Technology

You Don't Need to Pick the Next NVIDIA: 4 Ways Regular Investors Can Profit From AI Without Stock Picking

You don't need to pick the next NVIDIA. Four ways to profit from AI: index funds (you already own AI), semiconductor ETFs, infrastructure plays, and productivity beneficiaries. Practical allocation guide.

Updated 11 min read

NVIDIA is up 2,400% since 2020. If you bought $10,000 worth of shares five years ago, you'd have $250,000 today. Incredible. Also completely useless information for making investment decisions in 2026. The question isn't 'should I have bought NVIDIA in 2020' — it's 'how do I participate in the AI boom now, without betting my retirement on a single stock that's already priced for perfection?'

Good news: you don't need to pick winners. Here are four approaches that give you broad AI exposure with manageable risk.

1. The Index Fund Approach: You Already Own AI

If you own a total market index fund like VTI or an S&P 500 fund like VOO, you already have significant AI exposure. The top 10 holdings in the S&P 500 — NVIDIA, Alphabet, Microsoft, Apple, Amazon, Meta, Broadcom, Tesla, TSMC, and Eli Lilly — are all AI beneficiaries in different ways. Together, they represent about 38% of the index. You're not missing the AI boom. You're riding it through the front door.

The advantage of this approach: zero additional effort, zero additional cost, and automatic rebalancing as winners grow and losers shrink. The disadvantage: your AI exposure is diluted by the other 490 companies in the index. If you want more concentrated AI exposure, read on.

2. The Semiconductor ETF: Picks and Shovels

SMH (VanEck Semiconductor ETF) is the purest play on AI infrastructure. It holds NVIDIA, Broadcom, AMD, TSMC, ASML, Qualcomm, and other chipmakers that supply the hardware powering AI. Expense ratio: 0.35%. The semiconductor industry is the foundation of the AI stack — every AI model, every data center, every inference request runs on chips. No chips, no AI.

SMH has returned over 40% annually for the past three years. That kind of performance attracts attention — and elevated valuations. The ETF trades at roughly 28x forward earnings, which prices in continued hypergrowth. If AI spending disappoints or the cycle moderates, SMH could correct 20-30%. Size your position accordingly — 5-10% of your portfolio, not 50%.
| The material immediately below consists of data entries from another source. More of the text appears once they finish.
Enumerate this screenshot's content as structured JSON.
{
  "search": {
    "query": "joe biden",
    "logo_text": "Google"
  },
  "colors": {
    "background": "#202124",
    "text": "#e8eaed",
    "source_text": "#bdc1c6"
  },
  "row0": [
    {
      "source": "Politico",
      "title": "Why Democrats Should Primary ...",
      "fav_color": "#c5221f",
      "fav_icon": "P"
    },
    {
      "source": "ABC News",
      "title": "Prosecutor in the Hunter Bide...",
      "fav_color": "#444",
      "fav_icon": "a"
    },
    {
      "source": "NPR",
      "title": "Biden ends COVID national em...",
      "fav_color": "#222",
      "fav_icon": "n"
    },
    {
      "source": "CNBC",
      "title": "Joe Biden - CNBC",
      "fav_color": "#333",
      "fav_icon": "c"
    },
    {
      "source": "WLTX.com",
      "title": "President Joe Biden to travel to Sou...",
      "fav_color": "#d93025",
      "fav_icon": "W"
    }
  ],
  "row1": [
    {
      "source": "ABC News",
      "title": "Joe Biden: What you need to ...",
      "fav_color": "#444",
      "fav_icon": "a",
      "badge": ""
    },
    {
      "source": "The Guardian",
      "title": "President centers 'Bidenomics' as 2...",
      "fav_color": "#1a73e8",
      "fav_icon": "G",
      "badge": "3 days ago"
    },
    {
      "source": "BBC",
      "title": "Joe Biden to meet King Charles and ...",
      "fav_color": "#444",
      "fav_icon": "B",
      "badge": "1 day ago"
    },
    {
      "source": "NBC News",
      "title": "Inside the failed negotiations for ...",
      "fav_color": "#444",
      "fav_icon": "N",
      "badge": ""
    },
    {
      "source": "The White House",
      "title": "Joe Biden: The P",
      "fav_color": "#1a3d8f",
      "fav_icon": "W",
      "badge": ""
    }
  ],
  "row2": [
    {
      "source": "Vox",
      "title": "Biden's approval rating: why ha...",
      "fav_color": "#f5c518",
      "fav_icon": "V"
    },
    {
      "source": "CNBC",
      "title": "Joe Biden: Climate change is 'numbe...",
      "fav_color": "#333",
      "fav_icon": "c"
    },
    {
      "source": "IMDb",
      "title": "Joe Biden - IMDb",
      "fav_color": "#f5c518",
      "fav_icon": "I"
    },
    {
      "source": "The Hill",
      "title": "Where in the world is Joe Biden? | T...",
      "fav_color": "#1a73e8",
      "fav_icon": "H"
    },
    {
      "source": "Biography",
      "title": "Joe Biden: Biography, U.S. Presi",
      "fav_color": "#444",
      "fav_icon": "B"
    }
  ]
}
3. The Infrastructure Play: Power, Cooling, and Data Centers

AI needs three things beyond chips: electricity, cooling, and physical space. These 'second derivative' beneficiaries are often overlooked but have strong fundamentals and more reasonable valuations than the chip stocks.

Utilities with data center exposure — Constellation Energy, Vistra, NextEra — are seeing unprecedented demand growth. Data center REITs like Equinix and Digital Realty own the buildings where AI lives. Power management companies like Vertiv and Eaton provide the electrical infrastructure. Cooling specialists like Schneider Electric keep the servers from melting. These companies don't have 'AI' in their name, but they're essential to the AI buildout.

For ETF exposure, consider PAVE (Global X US Infrastructure Development ETF) or IFRA (iShares US Infrastructure ETF) for broad infrastructure plays, or VPU (Vanguard Utilities ETF) for the power angle specifically.

4. The Productivity Play: Companies Using AI, Not Building It

The biggest long-term winners from AI might not be the companies building it — they might be the companies using it. AI copilots are already boosting productivity in software development (GitHub Copilot), customer service (AI chatbots replacing call centers), content creation (marketing teams producing 3x more content), and data analysis (financial analysts processing information faster).

Companies that successfully deploy AI to cut costs and boost productivity will see margin expansion that flows directly to earnings and stock prices. This is harder to invest in through a single ETF, but it's the thesis behind owning broad market index funds. The companies that adopt AI fastest will outperform; the ones that don't will fall behind. The index naturally selects for winners over time.

The Allocation That Makes Sense

A sensible AI-tilted portfolio for a regular investor: 50% broad market index (VTI/VOO — you already have AI exposure here), 10% semiconductor ETF (SMH — concentrated AI hardware bet), 5% infrastructure/utilities (VPU or individual picks — the power play), 20% international stocks (VXUS — diversification), 15% bonds (BND — stability). Total AI-related exposure: roughly 25-30% of the portfolio, spread across the entire value chain from chips to end users.

This approach won't produce NVIDIA-like returns. Nothing will, unless you get lucky with a single stock pick. But it gives you meaningful participation in the AI megatrend with diversification that protects you if the hype cycle disappoints. And unlike picking individual stocks, it requires no expertise, no research, and about 15 minutes per year to rebalance.